La beffa sulle pensioni: con la manovra l’uscita anticipata diventa sempre più complicata

Le pensioni anticipate restano un miraggio e l'ultima manovra introduce requisiti ancora più stringenti per la flessibilità in uscita.

La beffa sulle pensioni: con la manovra l’uscita anticipata diventa sempre più complicata

La pensione anticipata a 64 anni resta un miraggio. Anzi, nonostante le nuove regole sulla flessibilità in uscita, rischia di diventarlo ancora di più. Una vera e propria beffa, se si pensa che l’obiettivo del governo era quello di offrire ai lavoratori la possibilità di cumulare le pensioni con i fondi integrativi per lasciare prima il lavoro.

La beffa è rappresentata dal fatto che vengono innalzati i requisiti di accesso, passando da 20 a 30 anni di contribuzione. Gli effetti reali di questa nuova norma si vedranno solo dal 2035 e riguarderanno soltanto le pensioni anticipate di chi versa col sistema contributivo puro, ovvero chi ha iniziato a lavorare dopo il primo gennaio del 1996. 

Chi ci rimette di più dalla nuova riforma delle pensioni

Per i nati negli anni Settanta, spiega la Repubblica, accedere a questo anticipo pensionistico è quasi impossibile: bisognerebbe infatti versare alla previdenza integrativa un minimo di 209 euro al mese, fino a un massimo di 1.129. Praticamente quasi uno stipendio per accedere alla pensione anticipata, senza dover aspettare quella di vecchiaia a 67 anni. 
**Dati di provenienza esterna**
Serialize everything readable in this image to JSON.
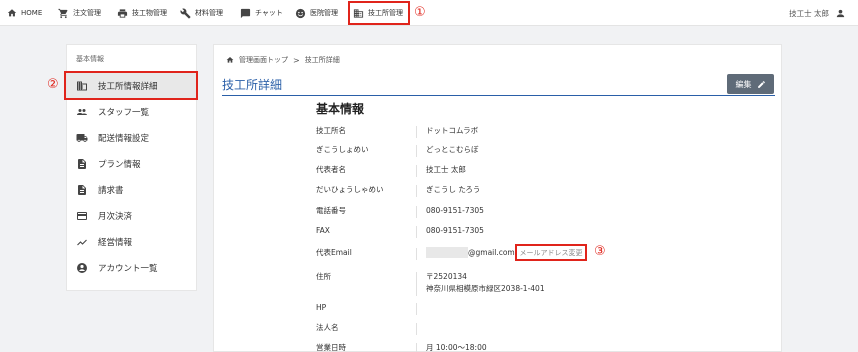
{
  "nav": {
    "home": "HOME",
    "orders": "注文管理",
    "tech_items": "技工物管理",
    "materials": "材料管理",
    "chat": "チャット",
    "clinics": "医院管理",
    "labs": "技工所管理",
    "marker1": "①"
  },
  "user": {
    "name": "技工士 太郎"
  },
  "sidebar": {
    "heading": "基本情報",
    "marker2": "②",
    "items": [
      {
        "label": "技工所情報詳細",
        "icon": "building-icon"
      },
      {
        "label": "スタッフ一覧",
        "icon": "people-icon"
      },
      {
        "label": "配送情報設定",
        "icon": "truck-icon"
      },
      {
        "label": "プラン情報",
        "icon": "document-icon"
      },
      {
        "label": "請求書",
        "icon": "invoice-icon"
      },
      {
        "label": "月次決済",
        "icon": "card-icon"
      },
      {
        "label": "経営情報",
        "icon": "trend-icon"
      },
      {
        "label": "アカウント一覧",
        "icon": "account-icon"
      }
    ]
  },
  "breadcrumb": {
    "home": "管理画面トップ",
    "sep": ">",
    "current": "技工所詳細"
  },
  "page": {
    "title": "技工所詳細",
    "edit_label": "編集"
  },
  "info": {
    "section_title": "基本情報",
    "marker3": "③",
    "email_change": "メールアドレス変更",
    "rows": [
      {
        "label": "技工所名",
        "value": "ドットコムラボ"
      },
      {
        "label": "ぎこうしょめい",
        "value": "どっとこむらぼ"
      },
      {
        "label": "代表者名",
        "value": "技工士 太郎"
      },
      {
        "label": "だいひょうしゃめい",
        "value": "ぎこうし たろう"
      },
      {
        "label": "電話番号",
        "value": "080-9151-7305"
      },
      {
        "label": "FAX",
        "value": "080-9151-7305"
      },
      {
        "label": "代表Email",
        "value": "@gmail.com"
      },
      {
        "label": "住所",
        "value": "〒2520134",
        "value2": "神奈川県相模原市緑区2038-1-401"
      },
      {
        "label": "HP",
        "value": ""
      },
      {
        "label": "法人名",
        "value": ""
      },
      {
        "label": "営業日時",
        "value": "月 10:00〜18:00"
      }
    ]
  },
  "colors": {
    "accent": "#2a5fa8",
    "highlight": "#e0241b",
    "button": "#5f6b78"
  }
}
Non va molto meglio a chi ha tra i venti e i trenta anni: la possibilità di uscire a 64 anni dal lavoro, infatti, dipende dalle decisione di destinare tutto il Tfr ai fondi complementari, sin dalla prima assunzione. E bisognerà comunque aggiungere altro. Insomma, il compito è arduo. 

La stretta sui requisiti per l’uscita anticipata dal lavoro

Finora l’uscita anticipata a 64 anni era possibile con 20 anni di contributi versati e nel caso in cui si raggiunga un importo pari ad almeno 3 volte l’assegno sociale (soglia alzata proprio dal governo Meloni): servono, quindi, circa 1.600 euro. Ma ora la soglia sale ancora, raggiungendo le 3,2 volte l’assegno minimo dal 2030, ovvero 1.710 euro. Si ha uno sconto solo per le lavoratrici madri: a 2,8 volte per un figlio e a 2,6 per due o più figli. 

Proprio per questo motivo, contro la stretta, è arrivato un emendamento della Lega in manovra che consente di sommare la pensione Inps ai fondi integrativi. Ma la norma allunga anche gli anni di contribuzione: il prossimo anno si passa da 20 a 25 e poi nel 2030 si sale addirittura a 30. Pensione anticipata, ma non troppo quindi. 

Tra l’altro bisogna considerare che con l’aspettativa di vita in crescita è probabile che la soglia non sarà più quella dei 64 anni, salendo a 65 nel 2035. Inoltre anche il valore dovrebbe essere rivisto con l’inflazione, salendo sopra la soglia di 1.710 euro. Insomma, la pensione anticipata è un miraggio.